Lu Yining no podría decir que no sentía nada. Además, estas dos chicas eran muy confiadas y soberbias, lo cual significaba que ni siquiera tenía un gramo de simpatía hacia ellas. En ese momento, luchar en el mundo virtual era para fortalecer la capacidad hardware del equipo, pero como Lu Yining se estaba despidiendo, esto no era más que una tarea a la que se enfrentaba con cara de pocos amigos. Simplemente no quería causar demasiados problemas y arruinar su reputación. Dado el mal momento actual de Yányǔ, confiar en Lu Yining y las hermanas Shū Keyi para que trabajaran juntas para dar la vuelta a la situación era una tarea prácticamente imposible.
Xing Xin retrocedió, mientras que Shū Keyi e Shū Keyan luchaban con todas sus fuerzas. Estas dos chicas, al igual que en el último reto de Navidad, tenían un fuerte deseo de probar suerte. Pero esta vez era por el equipo más fuerte y no para ganar fama.
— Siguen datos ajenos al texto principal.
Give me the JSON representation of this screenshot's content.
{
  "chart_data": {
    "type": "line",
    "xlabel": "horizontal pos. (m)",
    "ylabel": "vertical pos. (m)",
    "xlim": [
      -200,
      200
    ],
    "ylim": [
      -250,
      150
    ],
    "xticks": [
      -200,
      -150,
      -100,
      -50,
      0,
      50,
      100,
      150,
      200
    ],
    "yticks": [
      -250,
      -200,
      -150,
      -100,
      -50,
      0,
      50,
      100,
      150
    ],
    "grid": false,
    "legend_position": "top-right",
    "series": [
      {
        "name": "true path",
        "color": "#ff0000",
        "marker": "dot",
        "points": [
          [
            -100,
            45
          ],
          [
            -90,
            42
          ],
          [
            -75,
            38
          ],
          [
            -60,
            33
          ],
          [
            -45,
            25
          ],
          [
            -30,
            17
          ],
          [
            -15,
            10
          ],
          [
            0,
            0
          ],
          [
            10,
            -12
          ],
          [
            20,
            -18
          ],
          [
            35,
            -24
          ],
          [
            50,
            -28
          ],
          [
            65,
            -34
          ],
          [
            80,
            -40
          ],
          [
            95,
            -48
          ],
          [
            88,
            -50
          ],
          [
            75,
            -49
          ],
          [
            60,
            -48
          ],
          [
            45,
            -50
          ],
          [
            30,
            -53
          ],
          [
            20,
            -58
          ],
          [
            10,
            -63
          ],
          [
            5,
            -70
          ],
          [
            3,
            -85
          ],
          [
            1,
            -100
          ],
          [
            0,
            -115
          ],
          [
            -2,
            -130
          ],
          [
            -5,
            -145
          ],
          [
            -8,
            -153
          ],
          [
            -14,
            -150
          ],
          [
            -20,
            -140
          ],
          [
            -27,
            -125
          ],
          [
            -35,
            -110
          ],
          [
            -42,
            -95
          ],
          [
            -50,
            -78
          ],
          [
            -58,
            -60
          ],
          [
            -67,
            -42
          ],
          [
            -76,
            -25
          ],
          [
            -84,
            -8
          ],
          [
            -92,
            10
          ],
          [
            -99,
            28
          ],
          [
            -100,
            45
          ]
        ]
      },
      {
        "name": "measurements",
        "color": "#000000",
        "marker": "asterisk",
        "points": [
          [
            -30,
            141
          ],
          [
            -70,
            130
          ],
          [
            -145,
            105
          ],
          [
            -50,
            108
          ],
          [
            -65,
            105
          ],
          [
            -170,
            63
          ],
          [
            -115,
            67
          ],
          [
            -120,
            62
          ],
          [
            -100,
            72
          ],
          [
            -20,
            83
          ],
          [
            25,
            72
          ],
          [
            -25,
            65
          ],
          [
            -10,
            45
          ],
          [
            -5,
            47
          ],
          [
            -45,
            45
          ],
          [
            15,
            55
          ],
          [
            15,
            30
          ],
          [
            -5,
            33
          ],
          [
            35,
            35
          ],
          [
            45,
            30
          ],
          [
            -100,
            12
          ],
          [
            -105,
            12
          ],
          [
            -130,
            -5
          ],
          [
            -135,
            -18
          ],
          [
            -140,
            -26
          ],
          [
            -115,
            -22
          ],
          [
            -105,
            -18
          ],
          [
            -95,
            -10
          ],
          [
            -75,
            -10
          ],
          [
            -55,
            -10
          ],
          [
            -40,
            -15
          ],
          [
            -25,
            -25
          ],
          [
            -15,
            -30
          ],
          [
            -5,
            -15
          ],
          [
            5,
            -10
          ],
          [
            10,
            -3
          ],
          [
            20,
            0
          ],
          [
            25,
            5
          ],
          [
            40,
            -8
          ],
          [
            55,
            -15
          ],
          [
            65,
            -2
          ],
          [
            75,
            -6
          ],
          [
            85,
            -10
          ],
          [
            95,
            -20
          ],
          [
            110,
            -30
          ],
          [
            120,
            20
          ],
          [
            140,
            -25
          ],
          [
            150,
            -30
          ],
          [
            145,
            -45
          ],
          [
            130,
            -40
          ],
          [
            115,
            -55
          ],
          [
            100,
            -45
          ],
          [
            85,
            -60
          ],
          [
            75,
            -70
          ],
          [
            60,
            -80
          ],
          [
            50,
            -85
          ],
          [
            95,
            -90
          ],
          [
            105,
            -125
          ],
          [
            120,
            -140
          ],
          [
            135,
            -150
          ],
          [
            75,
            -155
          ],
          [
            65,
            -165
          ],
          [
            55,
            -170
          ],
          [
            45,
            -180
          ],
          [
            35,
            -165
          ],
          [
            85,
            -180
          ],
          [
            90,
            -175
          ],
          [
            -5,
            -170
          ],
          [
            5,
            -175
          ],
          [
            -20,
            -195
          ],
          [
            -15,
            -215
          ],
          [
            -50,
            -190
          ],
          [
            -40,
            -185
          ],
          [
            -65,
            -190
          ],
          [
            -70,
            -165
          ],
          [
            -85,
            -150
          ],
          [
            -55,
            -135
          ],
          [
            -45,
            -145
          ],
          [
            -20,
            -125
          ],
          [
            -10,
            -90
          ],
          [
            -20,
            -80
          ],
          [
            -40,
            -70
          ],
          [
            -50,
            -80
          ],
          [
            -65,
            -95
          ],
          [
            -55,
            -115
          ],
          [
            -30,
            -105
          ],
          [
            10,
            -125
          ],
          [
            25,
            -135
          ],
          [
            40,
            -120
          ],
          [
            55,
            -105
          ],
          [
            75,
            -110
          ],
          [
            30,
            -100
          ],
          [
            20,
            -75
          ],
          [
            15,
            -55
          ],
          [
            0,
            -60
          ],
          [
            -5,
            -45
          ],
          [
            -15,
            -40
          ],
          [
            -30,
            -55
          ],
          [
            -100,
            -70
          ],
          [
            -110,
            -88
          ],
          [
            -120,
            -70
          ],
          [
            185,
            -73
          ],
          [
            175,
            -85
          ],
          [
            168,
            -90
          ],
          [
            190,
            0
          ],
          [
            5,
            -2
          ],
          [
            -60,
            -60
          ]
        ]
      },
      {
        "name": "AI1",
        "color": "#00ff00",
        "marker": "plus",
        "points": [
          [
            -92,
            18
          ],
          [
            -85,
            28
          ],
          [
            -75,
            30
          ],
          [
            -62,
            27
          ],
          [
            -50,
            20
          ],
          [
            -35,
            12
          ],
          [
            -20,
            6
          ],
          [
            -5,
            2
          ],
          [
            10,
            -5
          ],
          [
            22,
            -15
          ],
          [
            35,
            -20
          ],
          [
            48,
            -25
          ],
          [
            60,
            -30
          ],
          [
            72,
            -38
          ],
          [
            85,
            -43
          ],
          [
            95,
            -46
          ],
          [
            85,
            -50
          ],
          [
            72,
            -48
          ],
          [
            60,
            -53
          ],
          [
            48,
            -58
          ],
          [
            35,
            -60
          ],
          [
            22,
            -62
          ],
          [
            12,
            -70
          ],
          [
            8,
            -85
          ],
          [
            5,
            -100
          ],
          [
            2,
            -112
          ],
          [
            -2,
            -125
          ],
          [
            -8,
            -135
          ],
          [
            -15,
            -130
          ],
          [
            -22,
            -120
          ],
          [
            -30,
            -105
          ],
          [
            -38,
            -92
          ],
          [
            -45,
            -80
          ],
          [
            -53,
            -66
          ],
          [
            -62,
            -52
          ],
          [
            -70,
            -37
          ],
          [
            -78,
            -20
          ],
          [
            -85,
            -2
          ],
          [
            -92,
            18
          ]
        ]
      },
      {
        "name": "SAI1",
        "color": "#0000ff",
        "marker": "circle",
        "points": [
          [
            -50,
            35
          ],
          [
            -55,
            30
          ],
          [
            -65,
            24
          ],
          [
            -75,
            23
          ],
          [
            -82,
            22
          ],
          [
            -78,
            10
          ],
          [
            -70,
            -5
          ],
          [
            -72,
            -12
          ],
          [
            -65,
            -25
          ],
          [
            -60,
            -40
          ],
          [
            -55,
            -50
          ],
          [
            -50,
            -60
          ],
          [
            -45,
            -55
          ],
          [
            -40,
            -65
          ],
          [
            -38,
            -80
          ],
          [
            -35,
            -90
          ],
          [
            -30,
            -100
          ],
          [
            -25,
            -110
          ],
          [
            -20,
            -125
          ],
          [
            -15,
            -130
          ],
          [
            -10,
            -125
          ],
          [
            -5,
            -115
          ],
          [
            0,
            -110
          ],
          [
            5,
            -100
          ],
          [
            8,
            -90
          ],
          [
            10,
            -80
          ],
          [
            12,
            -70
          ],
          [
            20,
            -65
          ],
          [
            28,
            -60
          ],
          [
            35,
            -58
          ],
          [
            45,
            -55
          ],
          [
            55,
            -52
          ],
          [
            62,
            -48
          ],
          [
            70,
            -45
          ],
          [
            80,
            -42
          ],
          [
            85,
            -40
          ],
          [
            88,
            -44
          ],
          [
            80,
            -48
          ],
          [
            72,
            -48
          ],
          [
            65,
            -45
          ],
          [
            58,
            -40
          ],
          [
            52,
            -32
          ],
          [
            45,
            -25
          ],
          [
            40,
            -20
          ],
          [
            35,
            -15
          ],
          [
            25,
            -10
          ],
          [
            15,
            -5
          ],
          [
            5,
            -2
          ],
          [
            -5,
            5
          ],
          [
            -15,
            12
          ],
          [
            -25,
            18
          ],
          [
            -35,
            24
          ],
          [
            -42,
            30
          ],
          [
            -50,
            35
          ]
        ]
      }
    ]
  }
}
Yányǔ tuvo suerte y se encontró con varios bosses menores, consiguiendo dos fragmentos y liderando la mayoría del grupo. Sin embargo, luego el equipo de Xing Xin lo interrumpió.
Ahora solo quedaban tres personas. A parte de Xing Xin, había un equipo poderoso como Bátú acechándolos. Las hermanas se habían enfrentado a equipos profesionales durante medio año y sabían la fuerza que representaba uno de estos equipos. La confianza en dos contra uno era inexistente, pero no podían permitirse perder.
Proyectiles volaban en todas direcciones.
Las hermanas disparaban mientras corrían para perseguir a Xing Xin. Lu Yining no estaba motivado y simplemente seguía su rutina, pero el resto del equipo de Yányǔ tenía que mantenerse firme. Así que también corrían sin dejar de disparar, aunque no con mucha atención.
Las hermanas pronto notaron la falta de interés de Lu Yining.
"¡Piensa un poquito!", dijo Shū Keyi.
"Está bien", respondió Lu Yining con una arruga entre los labios y se concentró completamente en el juego.
Las dos chicas miraron y comprendieron que él estaba rechazando la ayuda. No podían hacer nada al respecto, ya que habían oído rumores sobre su actitud hacia ellas. Eran conscientes de que Lu Yining no las apreciaba. Sin embargo, no podían permitirlo; no estaban allí para molestar a Lu Yining, simplemente para mejorar el equipo.